Binnu Ka Sapna has been shot by Siddharth Diwan and includes original songs by Sneha Khanwalkar. It will be premiered at the Clermont-Ferrand International Short Film Festival (February 1-9) in the international competition section and will be distributed through Terribly Tiny Talkies on YouTube and other channels later. In an interview, Behl talked Scroll.in through the film’s themes and the choice of the unusual shooting format.
‘A film about anger and its roots’
“This film was conceptualised in early 2017. I had been in development for my feature film Agra. I met Anuj Gosalia and Sharanya Rajgopal at Terribly Tiny Talkies, and they wanted to do something together. One idea had been developing – a film about anger, and its roots.
I had made short films as exercises while studying at the Satyajit Ray Film and Television Institute. My diploma film was a farcical comedy about an Indian scientist who is disillusioned because his work is constantly being upstaged by a German scientist. He comes up with a plan to live longer.
For Binnu Ka Sapna, we used the 1:1 aspect ratio. Cinematographer Siddharth Diwan and I realised that Binnu has a myopic gaze, and is not able to see things in their full perspective. We wanted you to be inside his head. Those square, choked frames without any width gave the feeling of looking at a man with blinkers.
A similar aspect ratio was used in Xavier Dolan’s Mommy, but that’s slightly different, at 1:51. Those frames were taller and gave you a lot more head room. Here, we were trying to cramp the image from all sides and make it feel square.
This film might also end up getting consumed on cellphones – that aspect ratio is real now.

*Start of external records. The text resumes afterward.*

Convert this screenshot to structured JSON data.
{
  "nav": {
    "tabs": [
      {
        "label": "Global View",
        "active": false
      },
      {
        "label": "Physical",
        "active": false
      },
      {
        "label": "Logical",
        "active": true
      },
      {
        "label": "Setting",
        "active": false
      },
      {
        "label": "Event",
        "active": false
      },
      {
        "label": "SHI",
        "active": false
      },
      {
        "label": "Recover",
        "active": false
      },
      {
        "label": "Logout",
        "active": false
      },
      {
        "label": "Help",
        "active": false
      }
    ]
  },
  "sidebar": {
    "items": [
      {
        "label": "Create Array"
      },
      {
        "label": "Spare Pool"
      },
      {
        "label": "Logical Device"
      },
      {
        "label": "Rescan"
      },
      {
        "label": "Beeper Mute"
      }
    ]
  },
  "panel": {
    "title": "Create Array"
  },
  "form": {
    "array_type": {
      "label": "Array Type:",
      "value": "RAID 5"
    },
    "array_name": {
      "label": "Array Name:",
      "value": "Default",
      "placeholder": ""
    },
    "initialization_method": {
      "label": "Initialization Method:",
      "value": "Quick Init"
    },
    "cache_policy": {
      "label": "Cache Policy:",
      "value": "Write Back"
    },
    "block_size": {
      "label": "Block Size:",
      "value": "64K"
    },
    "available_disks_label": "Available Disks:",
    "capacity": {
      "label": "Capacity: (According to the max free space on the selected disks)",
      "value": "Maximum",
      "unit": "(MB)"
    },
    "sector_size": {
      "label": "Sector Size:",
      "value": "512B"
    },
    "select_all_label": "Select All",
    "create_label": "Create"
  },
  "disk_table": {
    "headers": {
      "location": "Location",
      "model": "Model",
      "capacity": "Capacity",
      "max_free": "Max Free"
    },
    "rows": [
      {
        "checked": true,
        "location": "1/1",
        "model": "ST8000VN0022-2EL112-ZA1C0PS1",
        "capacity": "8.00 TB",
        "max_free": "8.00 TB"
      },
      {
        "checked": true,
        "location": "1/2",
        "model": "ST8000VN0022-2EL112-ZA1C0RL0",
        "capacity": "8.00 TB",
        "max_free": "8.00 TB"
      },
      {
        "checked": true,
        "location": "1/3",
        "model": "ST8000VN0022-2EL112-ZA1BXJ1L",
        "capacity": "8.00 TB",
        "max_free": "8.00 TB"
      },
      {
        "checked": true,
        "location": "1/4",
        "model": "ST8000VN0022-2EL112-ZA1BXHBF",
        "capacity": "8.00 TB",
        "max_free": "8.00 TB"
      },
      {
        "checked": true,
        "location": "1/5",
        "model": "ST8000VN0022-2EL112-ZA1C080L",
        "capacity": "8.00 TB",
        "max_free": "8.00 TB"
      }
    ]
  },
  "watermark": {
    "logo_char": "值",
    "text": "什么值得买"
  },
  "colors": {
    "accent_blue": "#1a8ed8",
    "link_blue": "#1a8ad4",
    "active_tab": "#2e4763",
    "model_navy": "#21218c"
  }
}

We also used still frames and shots of Facebook pages within the film. We were playing with the idea of isolation and loneliness and capitalism in every corner, whether in the streets where Binnu roams or when he catches the woman he is attracted to with another guy. It is also about trying to soak in all the images Binnu sees around him. I was attempting to take the experience towards personal anger – although the responsibility for Binnu’s actions lies at his doorstep, it has roots elsewhere.
I found Chetan Sharma, who plays Binnu, in Bombay. I think this might be his first or second performance. The role had to be cast very carefully. He was going to do something dastardly, and we had travel with him and empathise with his journey but also not know what he would do in the end. He had to have that innocence but also grow into a part that required a certain unravelling.
The voiceover was a device to take you inside Binnu’s head and bring you out of the dramatic dialogue universe that might lull you into the comfort of watching fiction. The idea was to separate and fragment the experience.
The theme of Sneha Khanwalkar’s music is nostalgia. When you see cases of extreme violence that come out of a certain class, their music tastes are still from the 1980s and ’90s, probably for that lyrical and musical quality but also because these songs provide an anchor. We have a ghazal song and a typically Bollywood party song that morphs into Binnu’s mindscape.
I was slightly wary of how women who watched the film at test screenings would react. They empathised with the guy, while men have pushed away from the film, saying it is someone else’s story.”